Download or read book Putting the Pieces Together written by Stanley E. Porter and published by Wipf and Stock Publishers. This book was released on 2024-08-12 with total page 267 pages. Available in PDF, EPUB and Kindle. Book excerpt: Languages consist of a wide variety of interesting elements, many of which have not yet been fully described or explored. In this book, written by experts in Hebrew and Greek, various elements of the Hebrew and especially Greek languages are described and analyzed for their possible theoretical and practical implications for exegesis of the Bible. The topics range from the various linguistic theories used within biblical linguistics to focused studies upon syntactical markers, nominal elements, the various functions of language, and register studies. Specialists will discover challenging studies, and interested explorers will be challenged to learn more about ancient Hebrew and Greek.

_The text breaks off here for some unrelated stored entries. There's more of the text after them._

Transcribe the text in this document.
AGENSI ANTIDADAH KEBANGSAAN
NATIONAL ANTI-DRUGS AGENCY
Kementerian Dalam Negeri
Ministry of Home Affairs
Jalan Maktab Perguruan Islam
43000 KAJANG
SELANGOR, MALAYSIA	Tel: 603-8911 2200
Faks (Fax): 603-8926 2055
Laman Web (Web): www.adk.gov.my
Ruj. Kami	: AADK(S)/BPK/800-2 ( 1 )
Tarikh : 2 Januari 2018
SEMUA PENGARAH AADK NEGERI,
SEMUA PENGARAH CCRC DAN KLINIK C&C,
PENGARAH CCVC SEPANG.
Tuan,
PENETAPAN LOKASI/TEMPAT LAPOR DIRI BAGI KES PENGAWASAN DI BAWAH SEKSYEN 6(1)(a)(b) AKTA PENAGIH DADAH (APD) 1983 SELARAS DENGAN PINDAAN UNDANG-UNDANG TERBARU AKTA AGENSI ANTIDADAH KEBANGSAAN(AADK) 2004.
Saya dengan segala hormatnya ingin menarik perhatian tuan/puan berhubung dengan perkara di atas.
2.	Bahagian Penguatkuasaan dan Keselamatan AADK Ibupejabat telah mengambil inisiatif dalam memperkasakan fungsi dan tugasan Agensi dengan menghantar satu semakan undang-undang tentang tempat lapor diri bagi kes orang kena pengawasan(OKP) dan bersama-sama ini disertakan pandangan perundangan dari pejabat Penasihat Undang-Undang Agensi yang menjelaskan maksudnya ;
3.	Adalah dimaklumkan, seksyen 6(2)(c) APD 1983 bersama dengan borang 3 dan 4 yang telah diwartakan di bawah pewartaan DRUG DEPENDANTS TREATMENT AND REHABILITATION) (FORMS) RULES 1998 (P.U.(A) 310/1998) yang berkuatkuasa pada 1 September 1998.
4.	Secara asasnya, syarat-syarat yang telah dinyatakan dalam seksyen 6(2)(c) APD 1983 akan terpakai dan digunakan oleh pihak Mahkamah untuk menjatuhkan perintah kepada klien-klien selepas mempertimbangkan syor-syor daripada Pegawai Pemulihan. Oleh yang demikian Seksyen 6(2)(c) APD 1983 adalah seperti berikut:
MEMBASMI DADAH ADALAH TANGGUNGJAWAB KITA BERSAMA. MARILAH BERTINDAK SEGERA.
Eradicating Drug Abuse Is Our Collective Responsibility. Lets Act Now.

Download or read book Synoptic Composition written by Adam J. Christian and published by Wipf and Stock Publishers. This book was released on 2023-09-01 with total page 211 pages. Available in PDF, EPUB and Kindle. Book excerpt: The fascination with literary dependency in the most popular approaches to the synoptic problem has been built upon a faulty presupposition: that oral tradition is incapable of producing the word for word verbal agreement found in the synoptic accounts. Recent research in the area of oral tradition has shown that this is not the case, but we still rely on increasingly complicated literary models to explain the relationships between the Synoptic Gospels. This book engages in comparative analysis of Old Greek quotations found in more than one of the Synoptic Gospels, along with the material that surrounds these quotations. The resulting conclusions indicate that oral sources may better explain the similarities and differences found in the Synoptic Gospels, and that we ought to reexamine our foundational presuppositions in order to craft a better model for understanding the origins of the Synoptic Gospels. The hope is that the reader will join the author in seeking to better understand these books that include the climax of the greatest story of all time: the true story of people marred by sin, and their creator who seeks after them as he redeems all things to himself.
Download or read book New Testament Theology and the Greek Language written by Stanley E. Porter and published by Cambridge University Press. This book was released on 2022-10-20 with total page 361 pages. Available in PDF, EPUB and Kindle. Book excerpt: In this book, Stanley E. Porter offers a unique, language-based critique of New Testament theology by comparing it to the development of language study from the Enlightenment to the present. Tracing the histories of two disciplines that are rarely considered together, Porter shows how the study of New Testament theology has followed outmoded conceptual models from previous eras of intellectual discussion. He reconceptualizes the study of New Testament theology via methods that are based upon the categories of modern linguistics, and demonstrates how they have already been applied to New Testament Greek studies. Porter also develops a workable linguistic model that can be applied to other areas of New Testament research. Opening New Testament Greek linguistics to a wider audience, his volume offers numerous examples of the productivity of this linguistic model, especially in his chapter devoted to the case study of the Son of Man.